Полковник Дюда, начальник авиабазы, пошел на такую военную хитрость: в стороне от летного поля он соорудил ложный аэродром, установив на лугу фанерные макеты «хейнкелей» и «юнкерсов». Во время ночной бомбежки немцы тушили огни на настоящем аэродроме, зажигали их на ложном и жгли смоляные бочки, имитируя пожар самолетов. Однако, предупрежденные подпольщиками, наши летчики лишь для вида сбросили несколько фугасок на ложный аэродром и продолжали бомбить настоящий. В огне и дыму утопала вся база.
– А Геринг говорил, будто мы уничтожили всю русскую авиацию! – недоуменно ворчал кое-кто из немцев.
Оберштурмфюрер Вернер уговорил полковника Дюду обнести аэродромными огнями гражданскую часть поселка Сеща – пусть русские бомбы убивают русских.
– Уцелевшие жители ожесточатся и будут охотнее работать на нас! – сказал Вернер.
– Вы дьявол, Вернер, – соглашаясь, сказал Дюда.
Но и эта варварская затея была сорвана работой подпольщиков.
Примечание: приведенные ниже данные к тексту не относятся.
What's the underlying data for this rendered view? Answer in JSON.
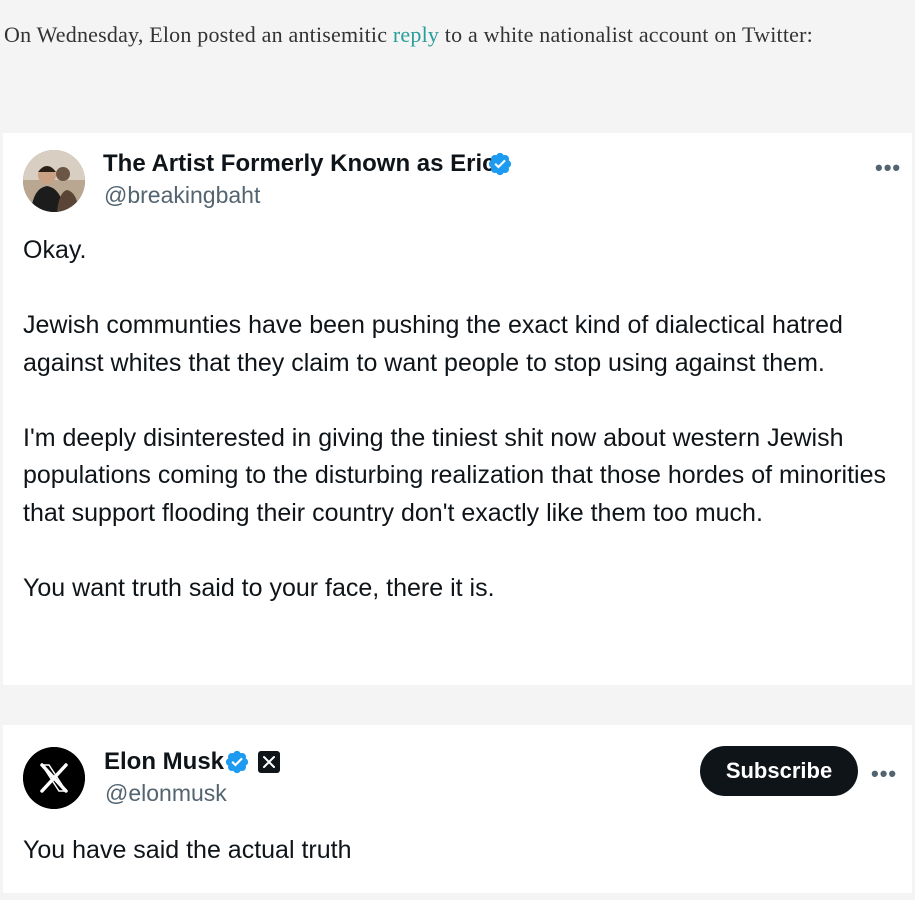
{
  "article": {
    "intro_before": "On Wednesday, Elon posted an antisemitic ",
    "intro_link": "reply",
    "intro_after": " to a white nationalist account on Twitter:"
  },
  "tweets": [
    {
      "display_name": "The Artist Formerly Known as Eric",
      "handle": "@breakingbaht",
      "verified": true,
      "more_label": "•••",
      "text": "Okay.\n\nJewish communties have been pushing the exact kind of dialectical hatred against whites that they claim to want people to stop using against them.\n\nI'm deeply disinterested in giving the tiniest shit now about western Jewish populations coming to the disturbing realization that those hordes of minorities that support flooding their country don't exactly like them too much.\n\nYou want truth said to your face, there it is."
    },
    {
      "display_name": "Elon Musk",
      "handle": "@elonmusk",
      "verified": true,
      "subscribe_label": "Subscribe",
      "more_label": "•••",
      "text": "You have said the actual truth"
    }
  ],
  "colors": {
    "verified_blue": "#1d9bf0",
    "link_teal": "#2a9d9b",
    "subscribe_bg": "#0f1419"
  }
}
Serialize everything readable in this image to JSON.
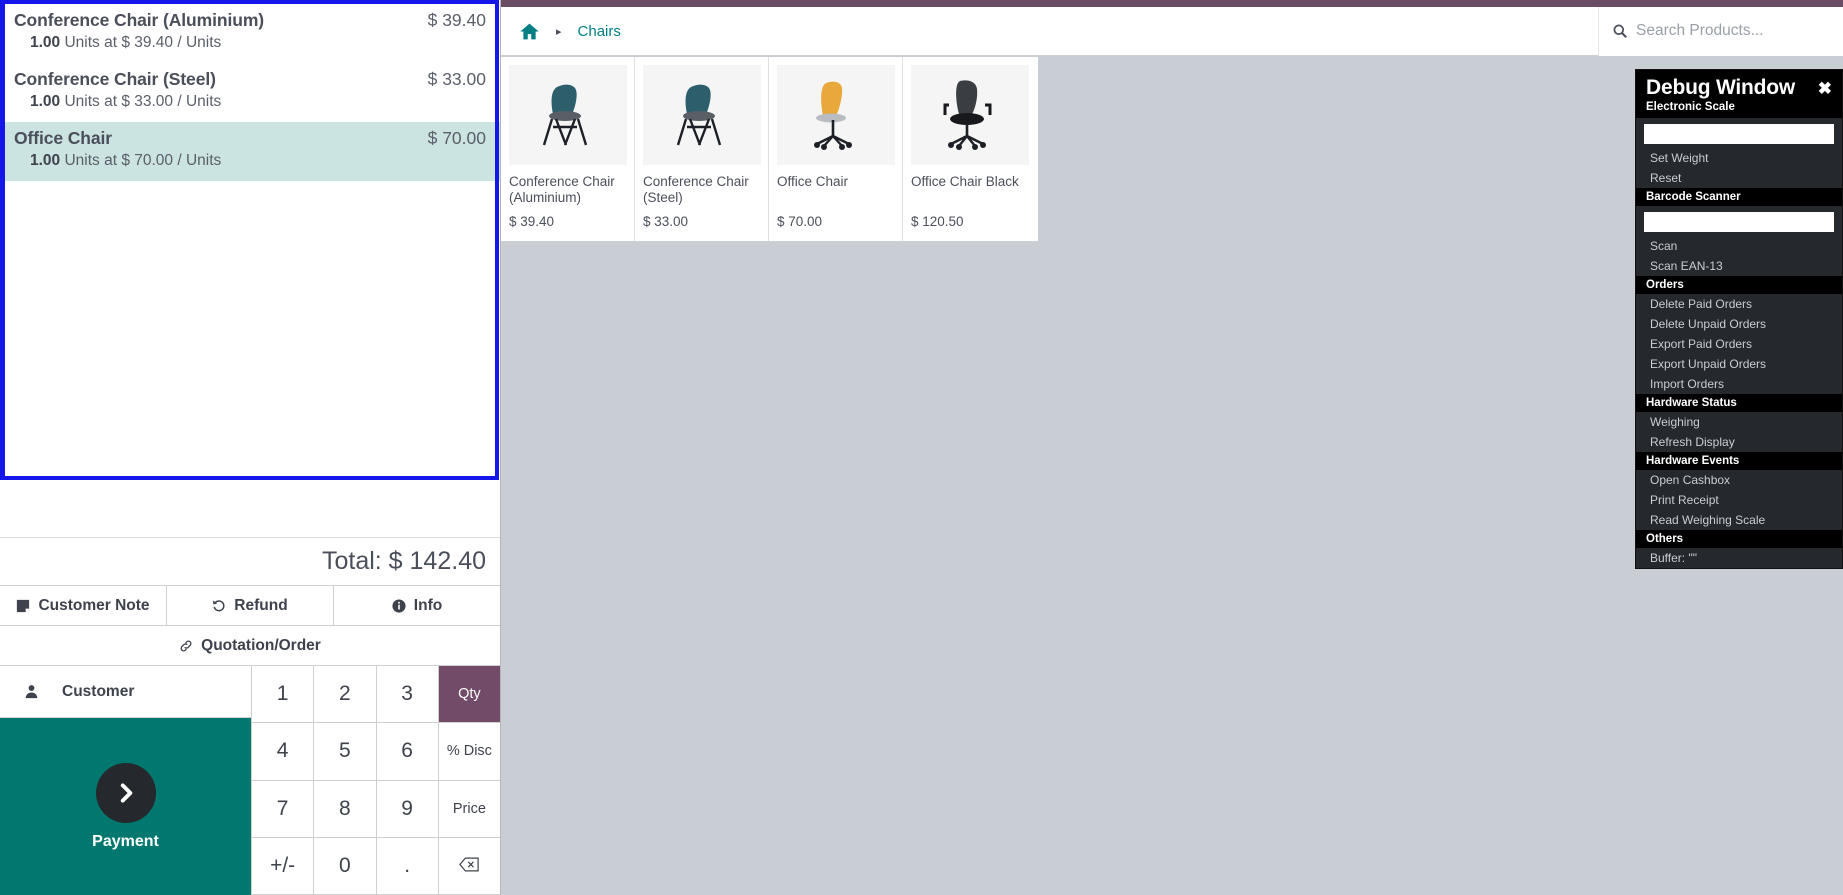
{
  "order": {
    "lines": [
      {
        "name": "Conference Chair (Aluminium)",
        "qty": "1.00",
        "detail": " Units at $ 39.40 / Units",
        "price": "$ 39.40",
        "selected": false
      },
      {
        "name": "Conference Chair (Steel)",
        "qty": "1.00",
        "detail": " Units at $ 33.00 / Units",
        "price": "$ 33.00",
        "selected": false
      },
      {
        "name": "Office Chair",
        "qty": "1.00",
        "detail": " Units at $ 70.00 / Units",
        "price": "$ 70.00",
        "selected": true
      }
    ],
    "total_label": "Total: $ 142.40"
  },
  "actions": {
    "customer_note": "Customer Note",
    "refund": "Refund",
    "info": "Info",
    "quotation_order": "Quotation/Order"
  },
  "customer": {
    "label": "Customer"
  },
  "payment": {
    "label": "Payment"
  },
  "numpad": {
    "keys": [
      {
        "label": "1",
        "style": ""
      },
      {
        "label": "2",
        "style": ""
      },
      {
        "label": "3",
        "style": ""
      },
      {
        "label": "Qty",
        "style": "active"
      },
      {
        "label": "4",
        "style": ""
      },
      {
        "label": "5",
        "style": ""
      },
      {
        "label": "6",
        "style": ""
      },
      {
        "label": "% Disc",
        "style": "small"
      },
      {
        "label": "7",
        "style": ""
      },
      {
        "label": "8",
        "style": ""
      },
      {
        "label": "9",
        "style": ""
      },
      {
        "label": "Price",
        "style": "small"
      },
      {
        "label": "+/-",
        "style": ""
      },
      {
        "label": "0",
        "style": ""
      },
      {
        "label": ".",
        "style": ""
      },
      {
        "label": "",
        "style": "backspace"
      }
    ]
  },
  "topbar": {
    "home_icon": "home-icon",
    "separator": "▸",
    "breadcrumb": "Chairs"
  },
  "search": {
    "placeholder": "Search Products...",
    "value": "",
    "icon": "search-icon",
    "clear": "✖"
  },
  "products": [
    {
      "name": "Conference Chair (Aluminium)",
      "price": "$ 39.40",
      "image": "chair-teal"
    },
    {
      "name": "Conference Chair (Steel)",
      "price": "$ 33.00",
      "image": "chair-teal"
    },
    {
      "name": "Office Chair",
      "price": "$ 70.00",
      "image": "chair-orange"
    },
    {
      "name": "Office Chair Black",
      "price": "$ 120.50",
      "image": "chair-black"
    }
  ],
  "debug": {
    "title": "Debug Window",
    "close": "✖",
    "sections": [
      {
        "head": "Electronic Scale",
        "head_in_title": true,
        "input": "",
        "items": [
          "Set Weight",
          "Reset"
        ]
      },
      {
        "head": "Barcode Scanner",
        "input": "",
        "items": [
          "Scan",
          "Scan EAN-13"
        ]
      },
      {
        "head": "Orders",
        "items": [
          "Delete Paid Orders",
          "Delete Unpaid Orders",
          "Export Paid Orders",
          "Export Unpaid Orders",
          "Import Orders"
        ]
      },
      {
        "head": "Hardware Status",
        "items": [
          "Weighing",
          "Refresh Display"
        ]
      },
      {
        "head": "Hardware Events",
        "items": [
          "Open Cashbox",
          "Print Receipt",
          "Read Weighing Scale"
        ]
      },
      {
        "head": "Others",
        "items": [
          "Buffer: \"\""
        ]
      }
    ]
  },
  "colors": {
    "accent_purple": "#714b67",
    "top_strip": "#6b4d63",
    "payment_teal": "#00786f",
    "link_teal": "#017e84",
    "selected_row": "#cbe3e1",
    "focus_border": "#1517e8",
    "background": "#c9cdd4",
    "debug_bg": "#25282c"
  }
}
Они не допустили убийства мирных жителей, вовремя предупредив командование и сигналя трехцветными электрофонариками во время ночных бомбежек.
Местные жители поглядывали на Аню и ее подруг с неодобрением, а то и с открытой ненавистью: русские девчата, комсомолки, а якшаются с холуями в гитлеровских мундирах! Сещинцы не подозревали, что если бы эти девчата и эти поляки не наводили советские самолеты, то Сещу бомбили бы вслепую, и тогда пропал бы и поселок, и все живое в нем.
И ночь за ночью плыл над Сещей многоголосый вой сирен воздушной тревоги, и ветер носил хлопья гари. «“Иван” превратил базу в полигон для бомбометания!» – ругались асы.